Great work you do here. This Deutsche Bank paper from last fall says for 2010 hybrids will be 4.2% of "light vehicle" sales, that is, "cars, personal light trucks, commercial light trucks, hybrids, plug-in hybrids and pure electric vehicles." I've used your numbers (and those of HybridDashboard) to get a figure for 2009 of 2.71% of passenger vehicles; haven't plugged in commercial sales. What do you think of the DB number?

Unknown said...

I'd say your number, 2.71%, sounds about right. I don't have the exact number, so I can't be exact. I haven't read the peak oil paper from the DB, but I can comment a bit based on your question.

I'd say the DB number was optimistic, and if they had asked me about it, I would have pointed out you need the cars to sell before you can sell them. Some hybrid cars aren't as popular for many reasons, while others (the Prius) can only sell as many as Toyota makes. And right now, alot of the Prius are being sold in Japan, not in the US.
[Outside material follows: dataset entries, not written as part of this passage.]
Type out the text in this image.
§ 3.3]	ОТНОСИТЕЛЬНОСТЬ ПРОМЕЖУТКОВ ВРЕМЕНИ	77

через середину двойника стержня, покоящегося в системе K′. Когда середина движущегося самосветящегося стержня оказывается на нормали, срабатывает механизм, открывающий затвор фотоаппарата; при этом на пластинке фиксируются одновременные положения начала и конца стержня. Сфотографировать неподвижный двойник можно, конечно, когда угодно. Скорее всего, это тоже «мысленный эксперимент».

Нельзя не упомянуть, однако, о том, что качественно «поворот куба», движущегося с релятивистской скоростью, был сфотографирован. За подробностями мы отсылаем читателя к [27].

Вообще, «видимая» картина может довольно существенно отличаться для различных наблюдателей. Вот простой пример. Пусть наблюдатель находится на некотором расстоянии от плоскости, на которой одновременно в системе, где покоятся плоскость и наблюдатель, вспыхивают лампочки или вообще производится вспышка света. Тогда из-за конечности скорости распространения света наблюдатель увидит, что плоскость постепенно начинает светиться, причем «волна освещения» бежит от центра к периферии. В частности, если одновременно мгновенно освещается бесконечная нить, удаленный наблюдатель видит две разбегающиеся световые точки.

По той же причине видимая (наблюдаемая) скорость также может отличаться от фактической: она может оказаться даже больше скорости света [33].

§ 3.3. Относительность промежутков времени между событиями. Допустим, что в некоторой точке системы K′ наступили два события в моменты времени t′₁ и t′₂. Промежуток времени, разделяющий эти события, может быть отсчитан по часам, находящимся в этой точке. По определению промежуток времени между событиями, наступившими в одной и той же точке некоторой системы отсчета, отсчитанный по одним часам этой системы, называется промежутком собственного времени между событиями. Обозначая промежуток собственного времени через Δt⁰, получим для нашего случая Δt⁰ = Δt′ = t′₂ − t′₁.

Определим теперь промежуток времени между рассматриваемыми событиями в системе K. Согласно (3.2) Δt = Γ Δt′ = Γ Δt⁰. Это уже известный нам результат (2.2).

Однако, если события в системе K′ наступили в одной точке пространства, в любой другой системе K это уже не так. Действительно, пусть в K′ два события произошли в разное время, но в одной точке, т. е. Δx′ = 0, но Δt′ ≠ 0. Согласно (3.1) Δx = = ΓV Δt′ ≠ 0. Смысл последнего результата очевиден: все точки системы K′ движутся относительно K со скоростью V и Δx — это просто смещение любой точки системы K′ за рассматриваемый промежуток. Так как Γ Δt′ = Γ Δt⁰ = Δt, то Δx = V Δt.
Going forward, if the following three (possibly four) things happen, sales should bounce back and the 4.2% will become possible next year.

1) The current Toyota safety crisis and its imapact on their sales needs to calm down. 2) the tax incentives in Japan have to wind down without being renewed, allowing more Prius units to make it out of Japan. 3) The economy needs to continue to recover. Hybrids are not cheap and people need to have the money to buy them.

The fourth, which is optional, even if it is most likely, is gas prices have to stay high and possibly increase some more. Hybrid car sales, in general, tend to follow the same path as gas prices. I once calculated the correlation between the two and not surprisingly, the numbers are very closely related.

But this is all speculation based on the past. It's possible that alot of the possible hybrid buyers may hold off because they are waiting for the Chevy Volt. It's hard to guess at that right now. I believe it's going to come down to the price set by GM on their E-REV.

KLR said...

Thanks for your response, Mike. This is a very interesting topic; I'll try and plug in some of the commercial fleet numbers and see if I can get closer to Deutsch Bank's figure.

These are my #s for hybrid sales and % of overall sales:

% of total sales Hybrid Sales Sales

2009 2.71% 282,893 10,429,553
2008 2.38% 315,761 13,260,747
2007 2.16% 347,369 16,089,000
2006 2.83% 466,875 16,505,000
2005 1.21% 205,748 17,001,000

As can be seen hybrids are holding on to their popularity.